Navigating Tariffs: U.S. Economic Strategy Under Trump
White House economic adviser Stephen Miran urges countries to propose lowering trade barriers to the U.S. to escape high tariffs. Highlighting the importance of services and manufacturing, Miran indicates ongoing economic adjustments and emphasizes Trump's role as the final decision-maker in trade negotiations.

Stephen Miran, a White House economic adviser, is urging countries to negotiate lower trade barriers with the U.S. to evade hefty tariffs imposed by President Donald Trump.

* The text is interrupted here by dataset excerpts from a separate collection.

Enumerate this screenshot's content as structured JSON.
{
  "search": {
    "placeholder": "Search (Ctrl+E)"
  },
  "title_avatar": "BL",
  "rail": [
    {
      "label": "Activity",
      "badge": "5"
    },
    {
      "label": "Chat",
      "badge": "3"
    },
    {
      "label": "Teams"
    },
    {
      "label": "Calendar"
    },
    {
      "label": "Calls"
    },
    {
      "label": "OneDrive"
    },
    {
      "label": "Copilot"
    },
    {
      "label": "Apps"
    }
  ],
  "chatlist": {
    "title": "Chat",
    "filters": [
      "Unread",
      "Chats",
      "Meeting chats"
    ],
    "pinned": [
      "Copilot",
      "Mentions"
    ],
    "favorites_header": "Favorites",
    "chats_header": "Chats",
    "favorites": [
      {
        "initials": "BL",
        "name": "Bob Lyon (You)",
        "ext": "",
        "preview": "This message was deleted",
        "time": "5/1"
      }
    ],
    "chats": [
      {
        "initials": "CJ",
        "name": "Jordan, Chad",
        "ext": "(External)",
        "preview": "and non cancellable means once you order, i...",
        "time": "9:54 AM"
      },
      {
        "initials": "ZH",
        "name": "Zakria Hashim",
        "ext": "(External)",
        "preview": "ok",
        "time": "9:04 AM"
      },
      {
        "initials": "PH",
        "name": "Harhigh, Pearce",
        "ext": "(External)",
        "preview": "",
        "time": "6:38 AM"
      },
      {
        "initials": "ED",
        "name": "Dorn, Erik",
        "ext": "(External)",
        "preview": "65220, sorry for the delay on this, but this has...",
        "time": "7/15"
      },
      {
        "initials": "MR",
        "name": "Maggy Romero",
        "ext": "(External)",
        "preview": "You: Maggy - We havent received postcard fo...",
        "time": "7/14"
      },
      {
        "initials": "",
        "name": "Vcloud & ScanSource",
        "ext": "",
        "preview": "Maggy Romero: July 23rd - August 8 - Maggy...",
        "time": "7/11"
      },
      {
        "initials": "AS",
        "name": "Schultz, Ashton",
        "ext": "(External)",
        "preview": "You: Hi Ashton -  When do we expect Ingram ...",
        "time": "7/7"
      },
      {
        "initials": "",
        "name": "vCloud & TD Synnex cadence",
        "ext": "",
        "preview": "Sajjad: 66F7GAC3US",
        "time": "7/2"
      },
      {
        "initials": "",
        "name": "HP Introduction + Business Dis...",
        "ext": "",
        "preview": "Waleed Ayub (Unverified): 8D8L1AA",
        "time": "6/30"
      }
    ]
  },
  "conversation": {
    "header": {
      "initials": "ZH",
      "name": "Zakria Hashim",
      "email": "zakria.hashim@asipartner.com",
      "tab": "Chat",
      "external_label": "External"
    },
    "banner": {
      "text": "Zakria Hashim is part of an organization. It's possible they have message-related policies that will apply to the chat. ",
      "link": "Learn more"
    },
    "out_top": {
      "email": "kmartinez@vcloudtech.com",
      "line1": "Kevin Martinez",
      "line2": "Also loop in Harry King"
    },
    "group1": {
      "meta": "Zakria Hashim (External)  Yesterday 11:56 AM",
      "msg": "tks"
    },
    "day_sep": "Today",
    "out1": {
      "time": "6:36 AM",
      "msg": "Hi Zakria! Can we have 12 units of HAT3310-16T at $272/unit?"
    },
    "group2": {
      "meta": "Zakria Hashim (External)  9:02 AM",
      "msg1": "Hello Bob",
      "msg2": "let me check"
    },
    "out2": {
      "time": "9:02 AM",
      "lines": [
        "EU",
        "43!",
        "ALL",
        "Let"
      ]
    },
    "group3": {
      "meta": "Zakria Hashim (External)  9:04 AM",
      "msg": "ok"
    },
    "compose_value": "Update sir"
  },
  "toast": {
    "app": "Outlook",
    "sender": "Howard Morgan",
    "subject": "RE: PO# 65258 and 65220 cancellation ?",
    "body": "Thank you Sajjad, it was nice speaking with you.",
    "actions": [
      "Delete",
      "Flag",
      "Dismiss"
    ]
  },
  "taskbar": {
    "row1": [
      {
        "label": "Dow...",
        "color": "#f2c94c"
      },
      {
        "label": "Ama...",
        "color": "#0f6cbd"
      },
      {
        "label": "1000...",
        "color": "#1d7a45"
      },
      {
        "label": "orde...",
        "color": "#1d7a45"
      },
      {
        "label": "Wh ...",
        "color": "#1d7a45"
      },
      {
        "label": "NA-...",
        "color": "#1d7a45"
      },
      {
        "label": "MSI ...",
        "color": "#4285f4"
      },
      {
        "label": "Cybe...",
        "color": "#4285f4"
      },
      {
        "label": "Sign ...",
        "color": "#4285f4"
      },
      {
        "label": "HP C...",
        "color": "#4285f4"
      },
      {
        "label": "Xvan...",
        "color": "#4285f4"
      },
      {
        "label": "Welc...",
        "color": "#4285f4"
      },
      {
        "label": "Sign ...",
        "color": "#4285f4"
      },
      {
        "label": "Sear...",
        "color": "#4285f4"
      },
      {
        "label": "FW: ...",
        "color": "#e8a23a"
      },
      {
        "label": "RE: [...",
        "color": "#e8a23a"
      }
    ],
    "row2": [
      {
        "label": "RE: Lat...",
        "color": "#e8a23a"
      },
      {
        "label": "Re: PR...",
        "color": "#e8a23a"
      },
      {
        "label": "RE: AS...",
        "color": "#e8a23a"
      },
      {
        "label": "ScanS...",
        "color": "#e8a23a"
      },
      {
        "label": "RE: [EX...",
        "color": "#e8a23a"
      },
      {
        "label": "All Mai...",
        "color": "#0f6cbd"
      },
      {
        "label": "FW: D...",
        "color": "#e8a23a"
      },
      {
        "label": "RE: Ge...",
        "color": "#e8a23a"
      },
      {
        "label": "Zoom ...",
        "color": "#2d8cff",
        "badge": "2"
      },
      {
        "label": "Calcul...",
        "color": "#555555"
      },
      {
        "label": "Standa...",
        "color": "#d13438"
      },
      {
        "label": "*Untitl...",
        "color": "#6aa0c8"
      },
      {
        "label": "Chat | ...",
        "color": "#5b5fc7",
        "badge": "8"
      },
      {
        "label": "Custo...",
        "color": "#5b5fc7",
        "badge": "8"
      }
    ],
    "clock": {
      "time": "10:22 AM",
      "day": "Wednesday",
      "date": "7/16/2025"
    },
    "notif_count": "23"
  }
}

Miran made these comments during an event hosted by the think tank, Hudson Institute, stressing that services, a strong point for the U.S., and manufacturing require rebalancing.
He was questioned about Trump's directives to Secretary Scott Bessent to negotiate with Japan before tariffs kick in on April 9. Miran was non-committal about whether any agreement could be reached by then, noting Trump's historical success in trade deals, including with China, but emphasizing that the president would make the ultimate decision.
Miran noted conflicting views among Trump's advisers but downplayed their significance, suggesting that disagreements can lead to better arguments. Addressing economic adjustments, he admitted these would take time given the pending deregulation and tax cuts. He praised the administration's progress but acknowledged the need for substantial ongoing work.